Looking ahead: Ben Elton, Authentic Stupidity, York Barbican, September 1, 7.30pm
BEN Elton returned to the live comedy circuit in 2019 after a 15-year hiatus, playing York Barbican that October. Next year, the godfather of modern stand-up will return with his new show, Authentic Stupidity.
“Since my last live tour, a whole new existential threat has emerged to threaten humanity! Apparently Artificial Intelligence is going to destroy us all!” he says. “Well, I reckon our real problem isn’t Artificial Intelligence, it’s good old-fashioned Authentic Stupidity! Forget AI! It’s AS we need to be worrying about.” Box office: ticketmaster.co.uk.
In Focus: Kestrel Investigates, Christmas Eve episode of online paranormal comedy with York connection
YORK filmmaker Miles Watts, of Zomlogalypse zombie movie fame, is producing the Christmas Eve episode of paranormal comedy Kestrel Investigates.
Entitled O Holy Fright, this festive special edition of the cult web series will feature a guest appearance by Reverend Lionel Fanthorpe, himself a cult icon from Channel 4’s 1990s’ show Fortean TV.
“The web series began screening online in 2018 and is now between its second and third season,” says Watts. “It follows inept paranormal investigator Agravain Kestrel (Stephen Mosley) and his reluctant documentarian, Mike, played by writer-director Oliver Semple.”
The pair worked previously on the fantasy comedy film Kenneth, directed and co-written by Peter Anthony Farren, now streaming on Amazon.

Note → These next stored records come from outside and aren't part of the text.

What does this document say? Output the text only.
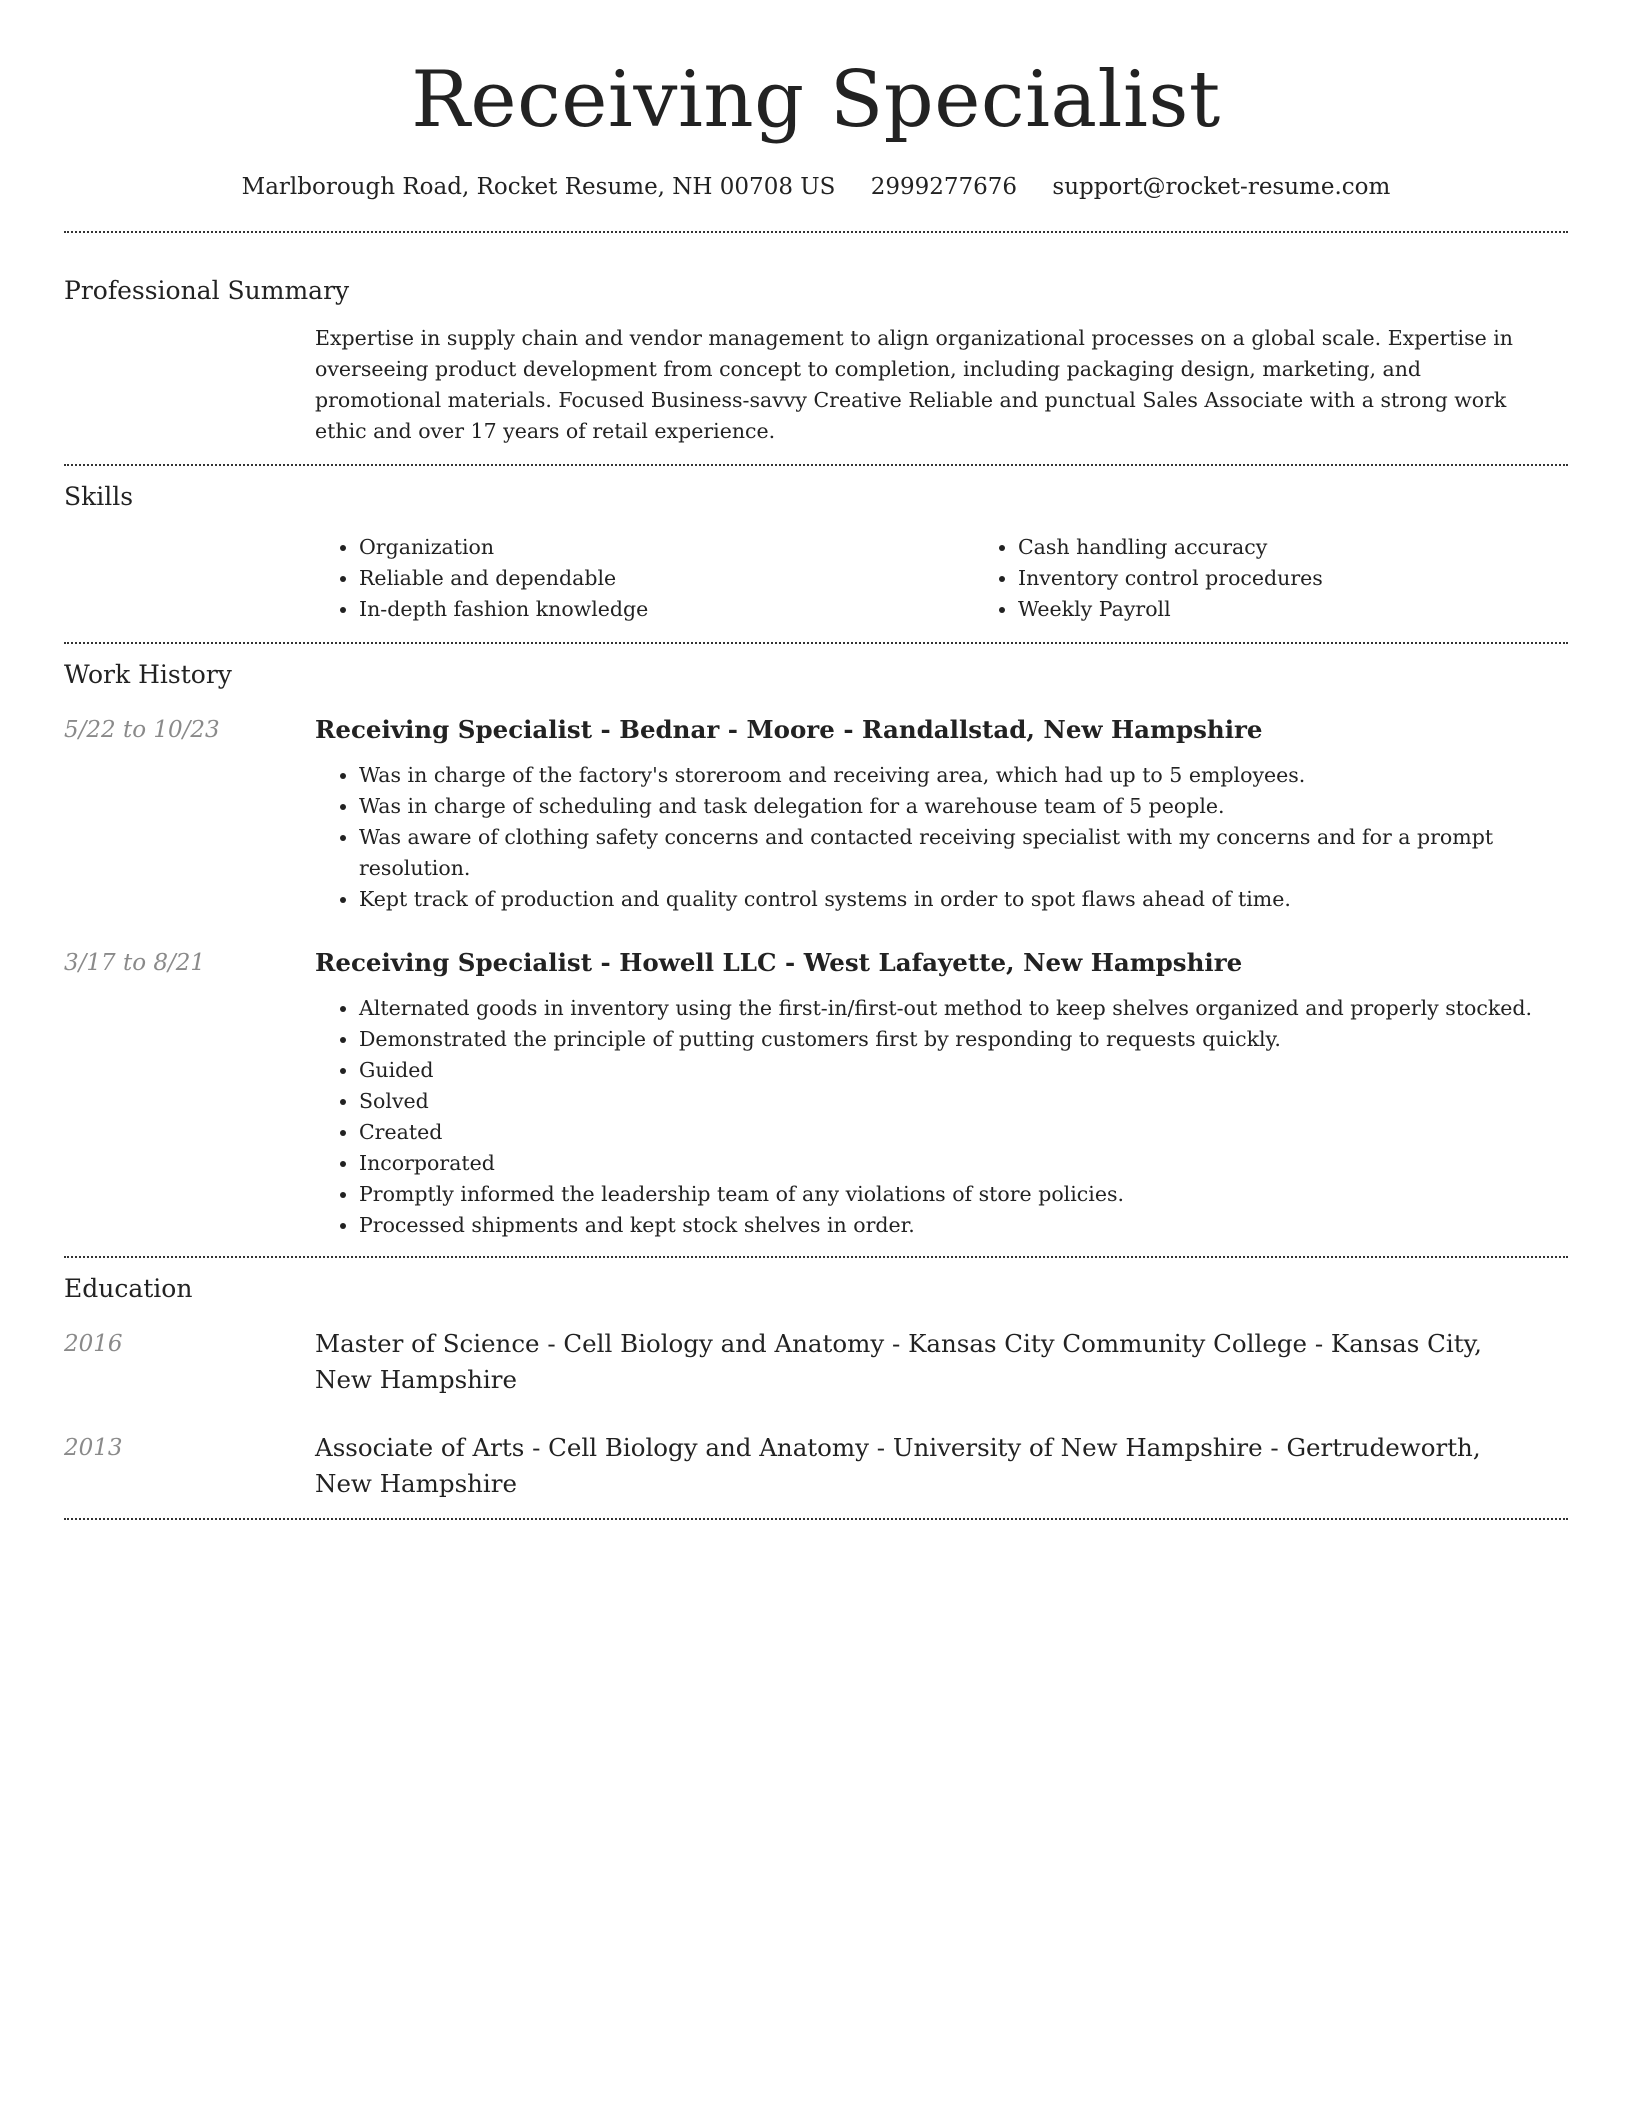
Receiving Specialist
Marlborough Road, Rocket Resume, NH 00708 US 2999277676 support@rocket-resume.com
Professional Summary

Expertise in supply chain and vendor management to align organizational processes on a global scale. Expertise in overseeing product development from concept to completion, including packaging design, marketing, and promotional materials. Focused Business-savvy Creative Reliable and punctual Sales Associate with a strong work ethic and over 17 years of retail experience.

Skills
• Organization
• Reliable and dependable
• In-depth fashion knowledge
• Cash handling accuracy
• Inventory control procedures
• Weekly Payroll
Work History
5/22 to 10/23	Receiving Specialist - Bednar - Moore - Randallstad, New Hampshire
• Was in charge of the factory's storeroom and receiving area, which had up to 5 employees.
• Was in charge of scheduling and task delegation for a warehouse team of 5 people.
• Was aware of clothing safety concerns and contacted receiving specialist with my concerns and for a prompt resolution.
• Kept track of production and quality control systems in order to spot flaws ahead of time.
3/17 to 8/21	Receiving Specialist - Howell LLC - West Lafayette, New Hampshire
• Alternated goods in inventory using the first-in/first-out method to keep shelves organized and properly stocked.
• Demonstrated the principle of putting customers first by responding to requests quickly.
• Guided
• Solved
• Created
• Incorporated
• Promptly informed the leadership team of any violations of store policies.
• Processed shipments and kept stock shelves in order.
Education
2016	Master of Science - Cell Biology and Anatomy - Kansas City Community College - Kansas City, New Hampshire

2013	Associate of Arts - Cell Biology and Anatomy - University of New Hampshire - Gertrudeworth, New Hampshire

Reverend Fanthorpe, now aged 88 and retired, became involved after the idea of A Christmas Carol-style story was pitched to him by the creators. “Filming with the Kestrel team brought me as much fun and excitement as working on Fortean TV – and it made me feel 20 years younger!” says Fanthorpe, who hosted Fortean TV from January 29 1997 to March 6 1998 on Channel 4.
Filmmaker Semple and producer Watts – whose own web series Zomblogalypse has just been given the film treatment – will release online teasers ahead of the Christmas Eve episode that follows Kestrel and cameraman Mike as they are dragged unwillingly through a series of Scrooge-like visions.

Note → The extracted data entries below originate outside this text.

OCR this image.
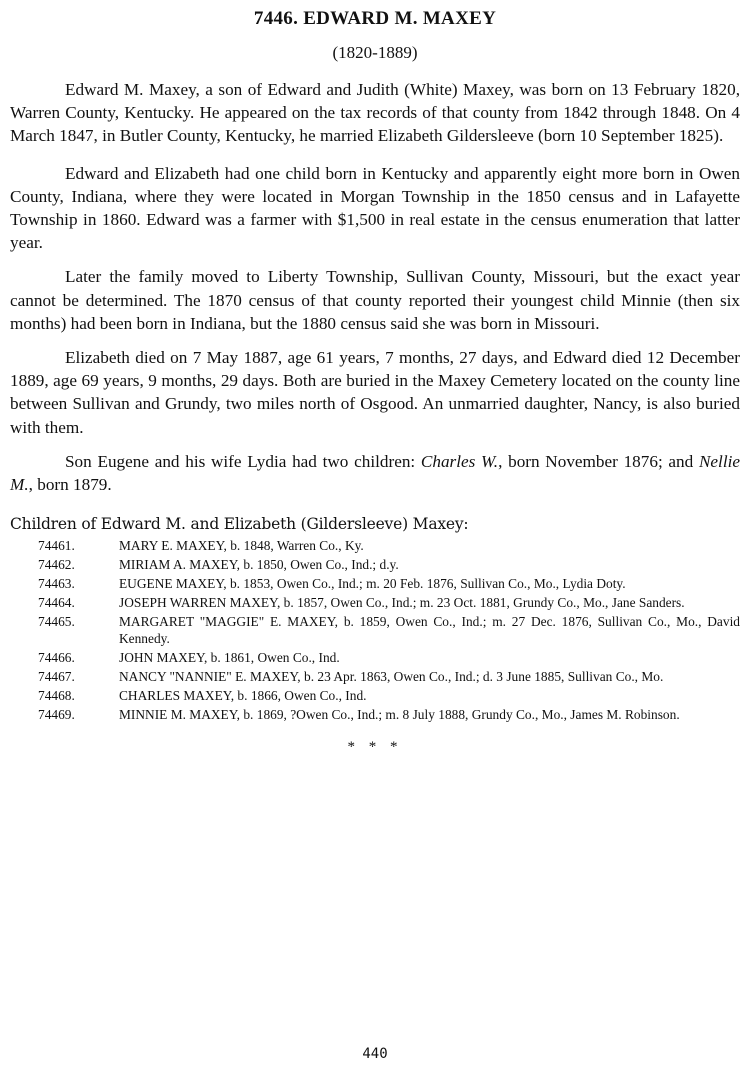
7446. EDWARD M. MAXEY
(1820-1889)

Edward M. Maxey, a son of Edward and Judith (White) Maxey, was born on 13 February 1820, Warren County, Kentucky. He appeared on the tax records of that county from 1842 through 1848. On 4 March 1847, in Butler County, Kentucky, he married Elizabeth Gildersleeve (born 10 September 1825).

Edward and Elizabeth had one child born in Kentucky and apparently eight more born in Owen County, Indiana, where they were located in Morgan Township in the 1850 census and in Lafayette Township in 1860. Edward was a farmer with $1,500 in real estate in the census enumeration that latter year.

Later the family moved to Liberty Township, Sullivan County, Missouri, but the exact year cannot be determined. The 1870 census of that county reported their youngest child Minnie (then six months) had been born in Indiana, but the 1880 census said she was born in Missouri.

Elizabeth died on 7 May 1887, age 61 years, 7 months, 27 days, and Edward died 12 December 1889, age 69 years, 9 months, 29 days. Both are buried in the Maxey Cemetery located on the county line between Sullivan and Grundy, two miles north of Osgood. An unmarried daughter, Nancy, is also buried with them.

Son Eugene and his wife Lydia had two children: Charles W., born November 1876; and Nellie M., born 1879.

Children of Edward M. and Elizabeth (Gildersleeve) Maxey:
74461.	MARY E. MAXEY, b. 1848, Warren Co., Ky.
74462.	MIRIAM A. MAXEY, b. 1850, Owen Co., Ind.; d.y.
74463.	EUGENE MAXEY, b. 1853, Owen Co., Ind.; m. 20 Feb. 1876, Sullivan Co., Mo., Lydia Doty.
74464.	JOSEPH WARREN MAXEY, b. 1857, Owen Co., Ind.; m. 23 Oct. 1881, Grundy Co., Mo., Jane Sanders.
74465.	MARGARET "MAGGIE" E. MAXEY, b. 1859, Owen Co., Ind.; m. 27 Dec. 1876, Sullivan Co., Mo., David Kennedy.
74466.	JOHN MAXEY, b. 1861, Owen Co., Ind.
74467.	NANCY "NANNIE" E. MAXEY, b. 23 Apr. 1863, Owen Co., Ind.; d. 3 June 1885, Sullivan Co., Mo.
74468.	CHARLES MAXEY, b. 1866, Owen Co., Ind.
74469.	MINNIE M. MAXEY, b. 1869, ?Owen Co., Ind.; m. 8 July 1888, Grundy Co., Mo., James M. Robinson.
* * *
440
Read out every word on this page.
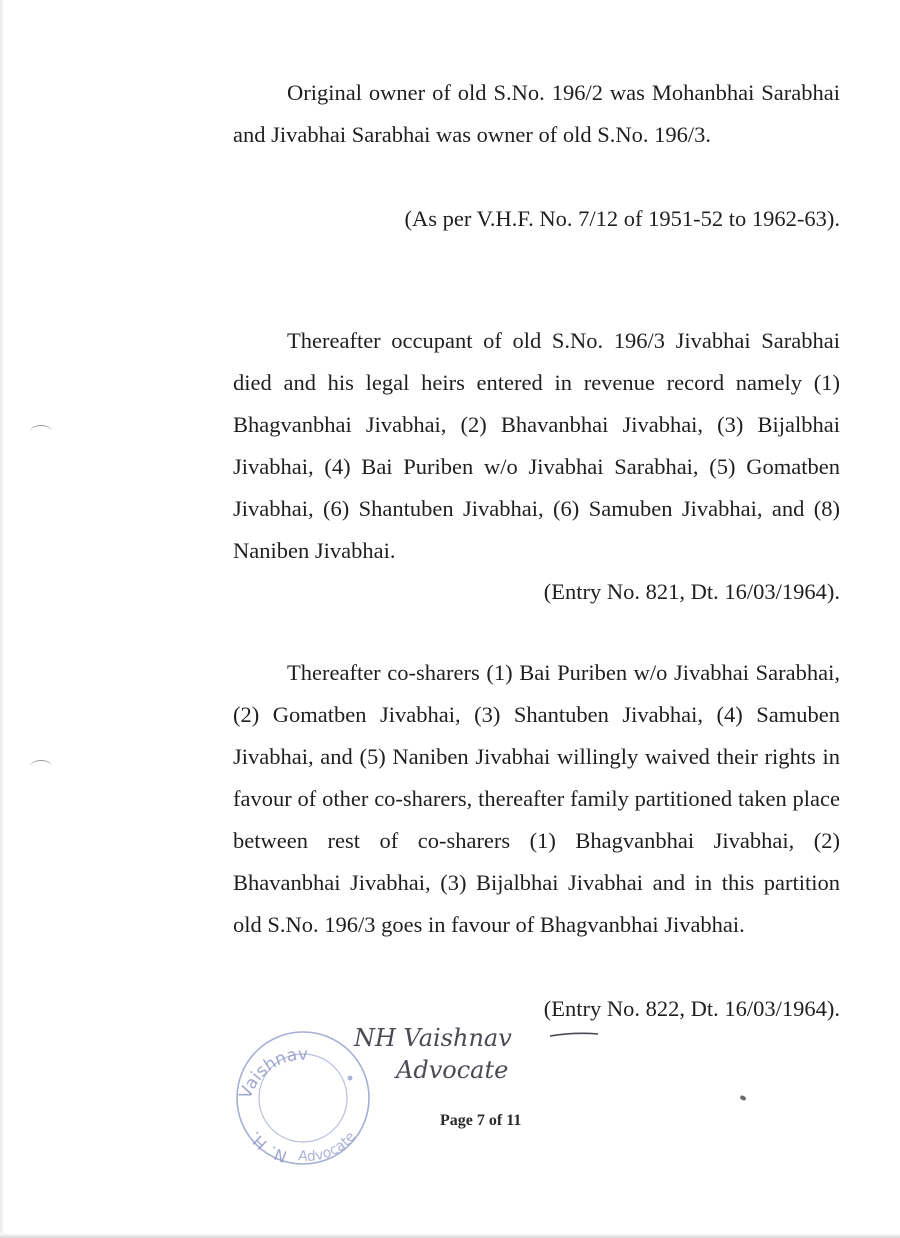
Original owner of old S.No. 196/2 was Mohanbhai Sarabhai and Jivabhai Sarabhai was owner of old S.No. 196/3.

(As per V.H.F. No. 7/12 of 1951-52 to 1962-63).

Thereafter occupant of old S.No. 196/3 Jivabhai Sarabhai died and his legal heirs entered in revenue record namely (1) Bhagvanbhai Jivabhai, (2) Bhavanbhai Jivabhai, (3) Bijalbhai Jivabhai, (4) Bai Puriben w/o Jivabhai Sarabhai, (5) Gomatben Jivabhai, (6) Shantuben Jivabhai, (6) Samuben Jivabhai, and (8) Naniben Jivabhai.

(Entry No. 821, Dt. 16/03/1964).

Thereafter co-sharers (1) Bai Puriben w/o Jivabhai Sarabhai, (2) Gomatben Jivabhai, (3) Shantuben Jivabhai, (4) Samuben Jivabhai, and (5) Naniben Jivabhai willingly waived their rights in favour of other co-sharers, thereafter family partitioned taken place between rest of co-sharers (1) Bhagvanbhai Jivabhai, (2) Bhavanbhai Jivabhai, (3) Bijalbhai Jivabhai and in this partition old S.No. 196/3 goes in favour of Bhagvanbhai Jivabhai.

(Entry No. 822, Dt. 16/03/1964).

Vaishnav
N. H.
Advocate
NH Vaishnav
Advocate
Page 7 of 11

Semple says: “Kestrel is thinking about quitting his paranormal investigations until he is visited by three ghosts, kicked off by a zoom call from Lionel Fanthorpe in place of Marley’s ghost, with each ghost trying to convince Kestrel that for the good of mankind, he must not give up.
“Kestrel Investigates is very British in that it follows in the footsteps of classic sitcoms like Steptoe & Son or Only Fools And Horses: humour mixed with working-class misery and pathos. I’m also a huge fan of Christmas, so this is our take on the classic Dickens tale.

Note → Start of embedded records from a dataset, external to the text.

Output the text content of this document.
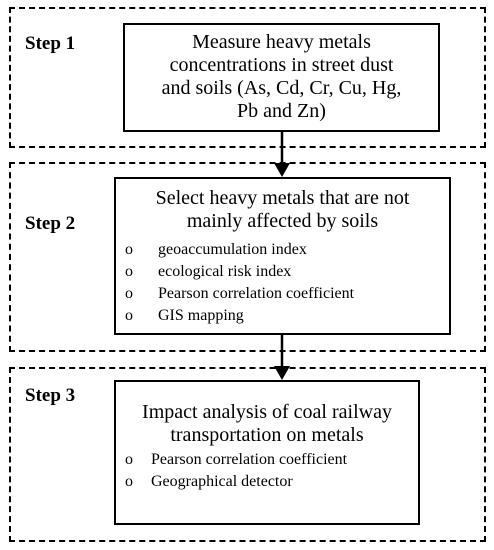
Step 1	Measure heavy metals
concentrations in street dust
and soils (As, Cd, Cr, Cu, Hg,
Pb and Zn)

Step 2

Select heavy metals that are not
mainly affected by soils

o geoaccumulation index
o ecological risk index
o Pearson correlation coefficient
o GIS mapping
Step 3

Impact analysis of coal railway
transportation on metals

o Pearson correlation coefficient
o Geographical detector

“Working with the Rev Lionel Fanthorpe has been a dream come true for us, as we were all huge fans of Fortean TV back in the day – and he was an absolute gentleman to work with.”
Both filmmakers have written a slate of feature film scripts and created a new film company, Outward Films, joining forces with producers to pitch a number of film projects for production from 2024 onwards. These include an action-horror, a creature feature and eventually a Kestrel movie.
Reverend Fanthorpe lauds the show’s blend of humour and the paranormal. “It has the same consequences as putting a drop of rum in a mince pie: it produces pleasure and excitement,” he says. “Merry Christmas and Happy New Year to Kestrel – and the very talented team who created him!”